I’ve been thinking a lot lately about how and why I have such a broken relationship with food and my body and it has forced me to really reflect on my life thus far; especially my teen years. Having to admit some truths to myself during this process has been both difficult and eye opening, but, I know it was an important step to take in order to carry on healing myself.
My first real taste of body shaming started when I began high school. I went to an all-girls private school and as can be expected with 650+ girls on one campus, there was some cattiness and bitchyness. The worst times were during PE in the summer where we did a lot of swimming in the school pool and I remember being mortified that I; a) had to get changed in front of these girls and, b) had to walk around in a swimsuit in front of them. Nothing was ever said directly to my face about the way my body looked but I knew what was being said behind my back, and it was so much worse.
At the end of my first year of high school I started rowing, and I can honestly say that this sport had the biggest impact on my disordered eating; and not in a good way. A big emphasis was placed on weight and body type in my club and to place importance on those factors for a group of teenage girls between the ages of 14-18 was just so fundamentally wrong to me. I was told when I was 15 years old that in order to make the top boat I had to loose around 10kg over a three week summer break. How messed up is that? What a way to promote an eating disorder to a young impressionable girl.
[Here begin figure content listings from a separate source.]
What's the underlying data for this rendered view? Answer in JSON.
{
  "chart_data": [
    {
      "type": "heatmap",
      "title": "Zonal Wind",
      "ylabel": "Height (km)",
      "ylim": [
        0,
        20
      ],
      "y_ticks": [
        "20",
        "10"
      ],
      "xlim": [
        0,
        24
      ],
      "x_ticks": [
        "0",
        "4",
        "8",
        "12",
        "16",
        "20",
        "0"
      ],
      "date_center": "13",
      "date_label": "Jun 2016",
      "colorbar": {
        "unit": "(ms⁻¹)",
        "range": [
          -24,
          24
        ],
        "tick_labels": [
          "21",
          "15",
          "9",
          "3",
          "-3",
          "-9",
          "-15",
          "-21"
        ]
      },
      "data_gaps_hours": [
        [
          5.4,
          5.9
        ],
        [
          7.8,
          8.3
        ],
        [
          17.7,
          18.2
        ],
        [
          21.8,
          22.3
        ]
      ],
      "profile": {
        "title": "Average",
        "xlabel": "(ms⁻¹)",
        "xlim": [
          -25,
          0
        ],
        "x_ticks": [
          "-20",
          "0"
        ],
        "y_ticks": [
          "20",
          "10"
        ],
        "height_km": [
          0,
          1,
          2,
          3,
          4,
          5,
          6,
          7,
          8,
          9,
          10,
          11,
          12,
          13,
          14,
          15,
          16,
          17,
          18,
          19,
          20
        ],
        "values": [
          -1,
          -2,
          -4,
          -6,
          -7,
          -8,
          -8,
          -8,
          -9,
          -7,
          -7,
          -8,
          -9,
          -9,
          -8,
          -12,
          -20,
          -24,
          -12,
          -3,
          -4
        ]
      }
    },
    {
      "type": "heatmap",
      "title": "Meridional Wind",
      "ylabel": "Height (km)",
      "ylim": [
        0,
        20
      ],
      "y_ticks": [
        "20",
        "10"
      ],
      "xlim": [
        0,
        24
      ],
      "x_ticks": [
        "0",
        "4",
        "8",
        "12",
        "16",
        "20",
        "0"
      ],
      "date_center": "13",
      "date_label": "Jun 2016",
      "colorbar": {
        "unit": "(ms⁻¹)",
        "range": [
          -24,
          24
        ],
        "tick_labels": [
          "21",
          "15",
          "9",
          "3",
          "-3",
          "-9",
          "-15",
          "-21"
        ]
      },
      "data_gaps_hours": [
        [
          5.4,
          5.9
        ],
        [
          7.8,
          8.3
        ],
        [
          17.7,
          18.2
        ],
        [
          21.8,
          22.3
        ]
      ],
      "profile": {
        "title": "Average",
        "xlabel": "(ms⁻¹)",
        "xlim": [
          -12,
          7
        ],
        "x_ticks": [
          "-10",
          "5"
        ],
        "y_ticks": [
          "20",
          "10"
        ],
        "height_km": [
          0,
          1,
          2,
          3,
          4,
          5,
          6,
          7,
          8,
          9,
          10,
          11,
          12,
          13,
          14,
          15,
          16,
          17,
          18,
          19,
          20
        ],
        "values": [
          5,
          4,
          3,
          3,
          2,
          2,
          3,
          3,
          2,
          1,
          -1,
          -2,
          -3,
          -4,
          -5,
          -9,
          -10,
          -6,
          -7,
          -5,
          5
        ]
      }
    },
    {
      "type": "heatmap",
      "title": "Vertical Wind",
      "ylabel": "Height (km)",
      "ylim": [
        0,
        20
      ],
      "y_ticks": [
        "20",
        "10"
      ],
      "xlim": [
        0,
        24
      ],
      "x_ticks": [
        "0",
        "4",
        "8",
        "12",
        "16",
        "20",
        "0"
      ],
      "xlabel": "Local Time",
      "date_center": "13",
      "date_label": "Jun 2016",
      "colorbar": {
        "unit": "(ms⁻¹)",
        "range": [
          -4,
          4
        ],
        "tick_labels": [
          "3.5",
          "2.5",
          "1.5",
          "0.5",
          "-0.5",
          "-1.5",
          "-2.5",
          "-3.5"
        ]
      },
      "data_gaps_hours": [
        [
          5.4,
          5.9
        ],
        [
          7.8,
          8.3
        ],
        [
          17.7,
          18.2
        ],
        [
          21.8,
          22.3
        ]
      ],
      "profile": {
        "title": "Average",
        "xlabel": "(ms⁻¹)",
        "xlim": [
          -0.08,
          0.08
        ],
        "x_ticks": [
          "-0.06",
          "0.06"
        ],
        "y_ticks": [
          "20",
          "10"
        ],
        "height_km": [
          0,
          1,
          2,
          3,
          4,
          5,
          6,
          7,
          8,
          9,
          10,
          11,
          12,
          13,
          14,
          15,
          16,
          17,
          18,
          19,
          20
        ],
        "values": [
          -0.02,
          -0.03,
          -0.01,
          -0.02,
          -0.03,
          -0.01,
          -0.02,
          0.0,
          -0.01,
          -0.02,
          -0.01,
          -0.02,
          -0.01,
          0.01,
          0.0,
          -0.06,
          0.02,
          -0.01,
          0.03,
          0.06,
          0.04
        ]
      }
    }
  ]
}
At the time I was not mentally strong enough to say, “No, any sport that requires me to change myself on such a dramatic scale is not worth my time.” It won’t do me any good to dwell on this time in my life, but it is good to know what triggers my issues.
I have been doing a lot of researching around this topic of disordered eating while I have been on my summer holiday and the one avenue that has given me so much advice and support has been a segment on Jessica Sepel’s website called ‘Real Talk’ (find it here: http://www.jessicasepel.com/category/real-talk/) . She presents such an amazing and refreshingly personal point of view on this topic and as someone who has not crossed the healing hurdle yet I do like and appreciate the fact that she doesn’t present healing as a fun filled, all rainbows and smiles process. In fact I distinctly remember her asking her readers to ACCEPT that they are embarking on a healing journey and that it will take time! She also states that “if you have some form of disordered eating/body image stuff-you must know that to some degree it may always be part of you. It never really leaves you.” As odd as this sounds, I am so thankful that she is so frank about the subject and doesn’t try tell me that if I heal my relationship with myself I’ll never have problems again. That’s just not realistic.
I’ll do another blog post soon going specifically into what I’ve learnt from her teaching as this post it already getting very lengthy!However, in the meantime I want any of you out there who struggle with their relationship with food to know that it’s okay. It’s okay to not be okay. What matters is that you embark on a healing process in order to better your health both physical and mental. If you ever need someone to talk to, I am here for you. I support you on you journey. It might not be easy, but it will be so life fulfilling.